In chapter eight of the book of Nehemiah, the sacred author allows us to see the commotion in the assembly the first time that the texts are proclaimed from “the book of the law of Moses which the Lord had commanded for Israel”. What is heard initially causes fear, tears and great sadness because the people feel that they have ignored the commands of their God. The feeling quickly turns into a celebration because “the Lord is your strength” and because they finally understood “the words that had been explained to them.”
What had originally been a shared experience became a reflection of faith, oral tradition, writing and, finally, Sacred Scripture anchored in the Pentateuch, millenary and sacred texts that should be read from the perspective of faith and the deep conviction that God speaks and does so with a purpose for the life of each one and of the whole Church.
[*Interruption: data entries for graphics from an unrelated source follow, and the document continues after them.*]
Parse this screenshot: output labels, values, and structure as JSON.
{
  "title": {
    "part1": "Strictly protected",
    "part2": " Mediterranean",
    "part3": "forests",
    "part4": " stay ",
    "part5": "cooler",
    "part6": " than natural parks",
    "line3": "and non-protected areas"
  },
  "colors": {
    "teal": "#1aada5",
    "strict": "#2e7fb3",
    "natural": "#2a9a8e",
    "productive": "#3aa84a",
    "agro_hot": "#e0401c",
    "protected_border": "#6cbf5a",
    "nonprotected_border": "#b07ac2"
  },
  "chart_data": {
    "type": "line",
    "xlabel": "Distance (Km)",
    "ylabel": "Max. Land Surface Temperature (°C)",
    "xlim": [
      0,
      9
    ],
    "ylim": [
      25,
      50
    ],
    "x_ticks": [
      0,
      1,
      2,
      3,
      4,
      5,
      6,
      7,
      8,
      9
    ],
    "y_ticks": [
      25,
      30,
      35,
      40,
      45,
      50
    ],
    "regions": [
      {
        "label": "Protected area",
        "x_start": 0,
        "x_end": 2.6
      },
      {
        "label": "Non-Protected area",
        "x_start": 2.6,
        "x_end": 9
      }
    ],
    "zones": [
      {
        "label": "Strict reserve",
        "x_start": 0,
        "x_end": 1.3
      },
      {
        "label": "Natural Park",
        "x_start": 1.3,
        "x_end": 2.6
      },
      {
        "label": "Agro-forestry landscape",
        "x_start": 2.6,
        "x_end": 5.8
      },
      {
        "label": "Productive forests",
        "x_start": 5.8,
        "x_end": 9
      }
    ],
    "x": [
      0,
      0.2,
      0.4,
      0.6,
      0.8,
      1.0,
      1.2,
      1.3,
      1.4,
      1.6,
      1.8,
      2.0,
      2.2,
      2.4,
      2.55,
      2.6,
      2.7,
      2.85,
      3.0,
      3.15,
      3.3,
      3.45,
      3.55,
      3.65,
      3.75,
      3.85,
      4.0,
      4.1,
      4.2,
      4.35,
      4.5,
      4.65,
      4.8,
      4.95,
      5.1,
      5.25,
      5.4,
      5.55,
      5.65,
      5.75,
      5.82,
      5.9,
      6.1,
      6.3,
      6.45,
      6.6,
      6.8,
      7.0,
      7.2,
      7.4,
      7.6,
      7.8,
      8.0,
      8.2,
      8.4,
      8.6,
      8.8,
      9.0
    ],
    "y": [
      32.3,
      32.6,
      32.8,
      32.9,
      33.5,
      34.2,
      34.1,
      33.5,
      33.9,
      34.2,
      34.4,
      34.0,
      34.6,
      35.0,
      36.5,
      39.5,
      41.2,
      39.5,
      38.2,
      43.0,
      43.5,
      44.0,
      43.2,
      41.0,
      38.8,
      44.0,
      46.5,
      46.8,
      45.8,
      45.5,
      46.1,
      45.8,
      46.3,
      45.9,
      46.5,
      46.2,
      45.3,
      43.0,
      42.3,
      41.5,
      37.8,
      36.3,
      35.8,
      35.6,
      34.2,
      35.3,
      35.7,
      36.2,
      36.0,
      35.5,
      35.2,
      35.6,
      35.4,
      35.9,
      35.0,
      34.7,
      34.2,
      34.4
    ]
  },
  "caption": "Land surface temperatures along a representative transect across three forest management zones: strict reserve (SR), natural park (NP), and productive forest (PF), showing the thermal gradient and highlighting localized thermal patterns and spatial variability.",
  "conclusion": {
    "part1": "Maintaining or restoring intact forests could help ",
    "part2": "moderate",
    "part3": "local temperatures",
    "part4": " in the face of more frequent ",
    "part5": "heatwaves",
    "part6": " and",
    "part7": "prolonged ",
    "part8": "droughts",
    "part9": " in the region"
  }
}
That is why a lector is not someone who reads an important text before the liturgical assembly, but mainly a member of the Church who communicates to the rest of the faithful his personal faith in the text that is being solemnly read.
Fully convinced of this, St. Augustine reminded us that in this world the Word of God is given to us in letters, in sounds, in codex, in the voice of the lector and the preacher. In the fourth century A.D., St. Jerome would affirm in a famous commentary, “you do not listen to the reader, you listen to God.” That is why everything in a proclaimer should lead to that transcendent truth that he must announce from deepest conviction, from reflection on the text, from his knowledge, technical preparation, and by taking on the content and message of the text.
A few years ago, I was on mission in North Carolina with immigrant peasants of great fidelity to the Church, when almost at the beginning of the celebration of the Eucharist, I heard the sister in charge of preparing the Mass ask a young man who was arriving that moment at church: “Do you want to read?” Evidently, not only had he not prepared the reading, he had never seen it before. It was chaos from the beginning: “A Reading from the Letter to the Ramones.” It was obvious that he did not know any “Romans,” but there were many Ramones on his list of friends. Needless to say, the rest of the reading was totally unintelligible.